Contract construction and effect are matters of law for the court. Turner v. Alpha Phi Sorority House, 276 N.W.2d 63, 66 (Minn. 1979). An enforceable contract consists of an offer, an acceptance, and consideration. Cohen v. Cowles Media Co., 457 N.W.2d 199, 202 (Minn. 1990), reversed on other grounds, 501 U.S. 663, 111 S. Ct. 2513 (1991). LSPI contests only the existence of an offer. Generally, if a promise is made with the intent to be bound by it, it is an offer. See Cedarstrand v. Lutheran Bhd., 263 Minn. 520, 533, 117 N.W.2d 213, 222 (1962).
We can and must seek that intent "by applying the words used, with all their reasonable implications, to the subject matters as the parties themselves, under all the surrounding circumstances, must have applied, used, and understood them."
Id. (quoting Hartung v. Billmeier, 243 Minn. 148, 151, 66 N.W.2d 784, 788 (1954)).
The October letter was clearly an offer. LSPI's intent to be bound by the October letter can be found by examining the circumstances. LSPI was about to divest its interest and it wanted management employees to stay on the job to keep operations running smoothly. The October letter was designed to encourage the employees to work during the divestiture. The letter's central theme was that LSPI was concerned about the best interests of the employees. Each employee was asked to sign and accept the terms of the entire letter.
LSPI lifted the restrictions on the awards as part of a package intended to keep management on the job during the sale of the company. The 1995 awards were made while negotiations were ongoing and were thus part of the same package to keep the employees working throughout the negotiations and sale of LSPI.
If not viewed as incentives to keep the employees working during the divestiture, the awards would mean nothing to LSPI. LSPI made the 1995 awards knowing that divestiture was imminent. The only reason the 1995 awards could have been made was as an incentive to keep employees there until the sale was complete. It would be unfair to allow LSPI to benefit when it induced these employees to remain by sending the October letter promising to lift restrictions on awards.
The district court correctly found that the October letter was an offer to lift restrictions on the 1995 awards if the employees continued working throughout the divestiture.
Prior to vesting, certain quantities of shares were assigned to each of the employee accounts, but the shares were not identified by certificate or any other manner. The employees had no ownership rights in identifiable shares of stock until vesting. The district court erred in assessing conversion damages.
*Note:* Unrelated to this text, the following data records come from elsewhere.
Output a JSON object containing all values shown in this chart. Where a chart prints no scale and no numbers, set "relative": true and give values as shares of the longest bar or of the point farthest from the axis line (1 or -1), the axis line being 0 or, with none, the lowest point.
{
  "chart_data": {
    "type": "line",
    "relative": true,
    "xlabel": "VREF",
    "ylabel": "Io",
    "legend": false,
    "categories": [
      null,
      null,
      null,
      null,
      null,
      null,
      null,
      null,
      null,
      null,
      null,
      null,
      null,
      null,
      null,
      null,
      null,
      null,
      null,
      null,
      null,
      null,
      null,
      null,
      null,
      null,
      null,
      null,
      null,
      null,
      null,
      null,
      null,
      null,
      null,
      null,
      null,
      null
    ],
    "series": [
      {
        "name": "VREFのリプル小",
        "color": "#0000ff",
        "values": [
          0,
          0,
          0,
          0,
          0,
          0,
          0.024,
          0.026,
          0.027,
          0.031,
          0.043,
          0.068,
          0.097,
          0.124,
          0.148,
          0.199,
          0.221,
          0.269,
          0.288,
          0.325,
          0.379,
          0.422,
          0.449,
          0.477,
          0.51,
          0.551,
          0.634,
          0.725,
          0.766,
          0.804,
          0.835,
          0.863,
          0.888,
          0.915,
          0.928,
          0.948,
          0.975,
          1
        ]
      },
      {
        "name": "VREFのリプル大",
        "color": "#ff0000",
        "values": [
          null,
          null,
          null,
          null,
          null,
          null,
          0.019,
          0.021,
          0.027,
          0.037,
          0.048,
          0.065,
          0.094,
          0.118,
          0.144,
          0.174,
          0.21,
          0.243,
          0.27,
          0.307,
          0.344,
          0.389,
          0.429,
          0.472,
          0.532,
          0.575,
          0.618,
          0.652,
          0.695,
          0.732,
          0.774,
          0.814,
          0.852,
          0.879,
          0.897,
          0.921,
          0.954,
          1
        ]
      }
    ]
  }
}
The district court found that the breach of contract occurred on June 29, 1995, when the Venture Council voted a partial vesting of stock. The breach in fact occurred when the trustee sold the shares on July 14, 1995, because that was when the employees were entitled to the value of the stock. On July 14, 1995, the value of Pentair was $45.25 and the value of Minnesota Power was $27.125. Finding conversion, the district court assessed damages based on the stock's highest values in the 45-day period between August 25, 1995 (when final plan distributions were made), and October 10, 1995. In that period, the value of Pentair was $45.69 and the value of Minnesota Power was $27.50. The difference between the amount of damages calculated at the conversion rate and the breach of contract rate is $1,539.58. Considering the large number of employees that this shortfall would be divided among, although the district court erroneously calculated damages, we affirm because the amount of error per individual is de minimus in comparison to the total damages for all employees, which are greater than $133,000.
Judge Roland C. Amundson
 Buxton was chairperson of the Venture Council, a group of representatives of Minnesota Power and Pentair that managed LSPI.